A quality controlled hourly wind data set (TD-6421, version 1.1), including 1304 stations in the 48 contiguous states of the USA, was obtained from the National Climatic Data Center (NCDC). Stations with less than 5 years of data were excluded, leaving 971 stations for use with a stochastic generator. Wind direction frequencies wee calculated for each of 16 directions for each month. Wind speeds less than or equal to 0.5 m/s were treated as ‘calm'. For the wind speeds that were not calm, the fraction less than or equal to certain wind speeds was calculated for each month-direction combination (12*16 = 192 combinations per station). The wind speed used were 0.5, 1.5, 2.5, ..., 20.5, 25.5, ..., 45.5 m/s. Rather than using the Weibull model, we chose to use the measured wind speed distributions themselves, without fitting to any model, but instead using linear interpolation between the measured distribution points. The reasons for this choice are described by van Donk et al. (2004).
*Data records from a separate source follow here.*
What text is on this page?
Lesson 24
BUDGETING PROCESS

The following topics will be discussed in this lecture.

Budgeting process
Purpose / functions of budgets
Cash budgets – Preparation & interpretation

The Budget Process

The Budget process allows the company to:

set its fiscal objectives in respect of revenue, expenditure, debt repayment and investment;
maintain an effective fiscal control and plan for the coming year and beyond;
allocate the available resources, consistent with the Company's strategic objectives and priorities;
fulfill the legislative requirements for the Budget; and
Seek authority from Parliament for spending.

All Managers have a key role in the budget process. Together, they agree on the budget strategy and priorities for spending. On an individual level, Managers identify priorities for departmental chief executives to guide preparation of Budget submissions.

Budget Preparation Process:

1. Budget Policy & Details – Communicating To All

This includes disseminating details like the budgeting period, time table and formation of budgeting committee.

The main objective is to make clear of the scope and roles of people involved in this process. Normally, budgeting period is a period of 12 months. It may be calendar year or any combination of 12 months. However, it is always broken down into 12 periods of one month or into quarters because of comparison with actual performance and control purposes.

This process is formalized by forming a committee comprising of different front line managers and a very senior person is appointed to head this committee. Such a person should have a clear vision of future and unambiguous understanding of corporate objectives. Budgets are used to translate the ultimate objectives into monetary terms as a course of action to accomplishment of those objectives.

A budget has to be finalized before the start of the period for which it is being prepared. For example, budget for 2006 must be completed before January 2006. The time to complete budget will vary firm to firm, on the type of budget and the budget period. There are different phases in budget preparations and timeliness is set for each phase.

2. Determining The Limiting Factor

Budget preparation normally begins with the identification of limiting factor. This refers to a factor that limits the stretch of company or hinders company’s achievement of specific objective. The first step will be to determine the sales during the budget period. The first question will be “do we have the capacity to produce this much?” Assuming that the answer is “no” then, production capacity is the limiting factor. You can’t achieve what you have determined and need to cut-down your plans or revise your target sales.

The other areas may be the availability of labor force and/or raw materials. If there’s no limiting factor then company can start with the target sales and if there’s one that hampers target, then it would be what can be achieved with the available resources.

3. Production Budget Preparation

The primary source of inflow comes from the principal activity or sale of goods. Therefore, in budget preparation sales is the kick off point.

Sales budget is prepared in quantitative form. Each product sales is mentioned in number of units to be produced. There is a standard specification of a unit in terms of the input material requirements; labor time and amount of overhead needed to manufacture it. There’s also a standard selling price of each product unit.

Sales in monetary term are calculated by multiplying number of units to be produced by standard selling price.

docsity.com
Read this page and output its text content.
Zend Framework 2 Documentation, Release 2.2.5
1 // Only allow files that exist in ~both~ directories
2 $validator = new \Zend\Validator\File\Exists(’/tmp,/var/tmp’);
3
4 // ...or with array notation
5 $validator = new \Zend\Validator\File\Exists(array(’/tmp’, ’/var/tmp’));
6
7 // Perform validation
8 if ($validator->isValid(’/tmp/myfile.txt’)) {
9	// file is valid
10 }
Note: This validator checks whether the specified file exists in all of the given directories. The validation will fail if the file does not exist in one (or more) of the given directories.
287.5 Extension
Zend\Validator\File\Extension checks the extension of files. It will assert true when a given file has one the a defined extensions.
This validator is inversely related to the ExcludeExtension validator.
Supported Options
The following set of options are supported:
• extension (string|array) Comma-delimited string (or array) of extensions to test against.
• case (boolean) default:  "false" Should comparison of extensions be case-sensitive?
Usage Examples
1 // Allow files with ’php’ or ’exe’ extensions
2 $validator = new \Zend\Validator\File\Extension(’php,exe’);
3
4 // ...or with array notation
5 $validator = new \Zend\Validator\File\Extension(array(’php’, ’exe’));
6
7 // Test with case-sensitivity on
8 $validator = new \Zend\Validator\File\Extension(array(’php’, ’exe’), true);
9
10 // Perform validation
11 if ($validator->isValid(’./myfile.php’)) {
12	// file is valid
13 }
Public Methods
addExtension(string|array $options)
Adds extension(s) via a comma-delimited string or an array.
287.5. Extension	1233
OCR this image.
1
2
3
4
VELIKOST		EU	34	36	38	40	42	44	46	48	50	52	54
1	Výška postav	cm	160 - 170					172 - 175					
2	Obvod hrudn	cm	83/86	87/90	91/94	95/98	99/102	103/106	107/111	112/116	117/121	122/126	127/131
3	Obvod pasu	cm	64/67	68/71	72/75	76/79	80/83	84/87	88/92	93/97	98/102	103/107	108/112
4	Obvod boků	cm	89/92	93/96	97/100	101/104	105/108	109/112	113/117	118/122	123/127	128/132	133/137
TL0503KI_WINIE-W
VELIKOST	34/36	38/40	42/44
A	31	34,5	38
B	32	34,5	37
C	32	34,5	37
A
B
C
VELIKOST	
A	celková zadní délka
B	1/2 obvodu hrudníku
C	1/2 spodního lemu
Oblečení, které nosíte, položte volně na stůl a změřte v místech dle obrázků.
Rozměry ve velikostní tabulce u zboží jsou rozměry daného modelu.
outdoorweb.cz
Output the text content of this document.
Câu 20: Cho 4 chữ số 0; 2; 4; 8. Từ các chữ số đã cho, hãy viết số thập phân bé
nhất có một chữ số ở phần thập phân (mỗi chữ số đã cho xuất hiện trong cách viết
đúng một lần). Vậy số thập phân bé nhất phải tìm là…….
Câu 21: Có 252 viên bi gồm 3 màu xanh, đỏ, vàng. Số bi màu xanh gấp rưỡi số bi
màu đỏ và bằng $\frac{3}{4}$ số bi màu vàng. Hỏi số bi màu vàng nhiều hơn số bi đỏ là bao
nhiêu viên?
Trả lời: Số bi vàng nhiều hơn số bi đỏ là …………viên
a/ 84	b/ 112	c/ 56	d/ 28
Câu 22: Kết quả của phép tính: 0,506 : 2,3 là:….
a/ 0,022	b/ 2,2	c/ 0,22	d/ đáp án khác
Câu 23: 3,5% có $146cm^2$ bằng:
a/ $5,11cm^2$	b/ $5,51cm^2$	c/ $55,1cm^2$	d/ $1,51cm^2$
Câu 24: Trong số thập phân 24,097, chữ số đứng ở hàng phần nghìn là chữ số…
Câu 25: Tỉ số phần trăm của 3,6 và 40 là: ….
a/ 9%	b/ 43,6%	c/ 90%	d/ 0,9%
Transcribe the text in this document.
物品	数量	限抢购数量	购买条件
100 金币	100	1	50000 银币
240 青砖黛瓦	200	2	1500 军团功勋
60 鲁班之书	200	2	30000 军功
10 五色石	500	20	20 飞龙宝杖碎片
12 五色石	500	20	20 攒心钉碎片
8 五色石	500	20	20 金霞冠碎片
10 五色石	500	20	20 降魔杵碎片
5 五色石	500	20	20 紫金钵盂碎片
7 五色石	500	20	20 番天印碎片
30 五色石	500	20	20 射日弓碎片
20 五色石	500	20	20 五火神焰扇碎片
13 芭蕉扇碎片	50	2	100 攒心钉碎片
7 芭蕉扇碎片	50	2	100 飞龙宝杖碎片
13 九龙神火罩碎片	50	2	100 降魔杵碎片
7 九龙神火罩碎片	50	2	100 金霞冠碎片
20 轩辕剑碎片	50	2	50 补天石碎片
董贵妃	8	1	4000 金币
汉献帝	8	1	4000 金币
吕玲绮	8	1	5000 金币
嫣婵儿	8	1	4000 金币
Stochastic wind generation

First, one of the 16 cardinal wind directions or calm is selected using a random number generator with the distribution for the current month. The selected direction is applied for an entire day. Next, 24 hourly wind speeds are generated for this day. If calm was selected in the previous step, 24 wind speeds of 0 m/s are generated. Otherwise, if one of 16 directions was selected, 24 wind speeds are generated from the cumulative wind speed distribution. The distribution for the current month and wind direction is selected and a wind speed is generated from the linearly interpolated distribution, using a random number generator.

For more detail on the science behind this submodel please see the WEPS technical documentation.

References

Nicks, A.D., L.J. Lane, and G.A. Gander. 1995. Chapter 2. Weather generator. In USDA – Water erosion prediction project: Hillslope profile and watershed model documentation, eds. D.C. Flanagan and M.A. Nearing. NSERL Report No. 10, USDA-ARS, National Soil Erosion Research Laboratory, West Lafayette, IN (http://topsoil.nserl.purdue.edu/nserlweb/weppmain/docs/chap2.pdf).

Nicks, A.D., J.R. Williams, C.W. Richardson, and L.J. Lane. 1987. Generating climatic data for a water erosion prediction model. Paper No. 87-2541, International Winter Meeting ASAE, December 15-18, Chicago, IL.

Skidmore, E. L. and J. Tatarko. 1990. Stochastic wind simulation for erosion modeling. Trans. ASAE. 33:1893-1899.

USDA. 2004. Cligen Weather Generator, expanded and improved by USDA Agricultural Research Service and U. S. Forest Service. http://horizon.nserl.purdue.edu/Cligen.

Van Donk, S.J., L.E. Wagner, E.L. Skidmore, and J. Tatarko. 2004. Stochastic wind generation, comparing the Weibull model with a more direct approach. Submitted to Transactions of the ASAE.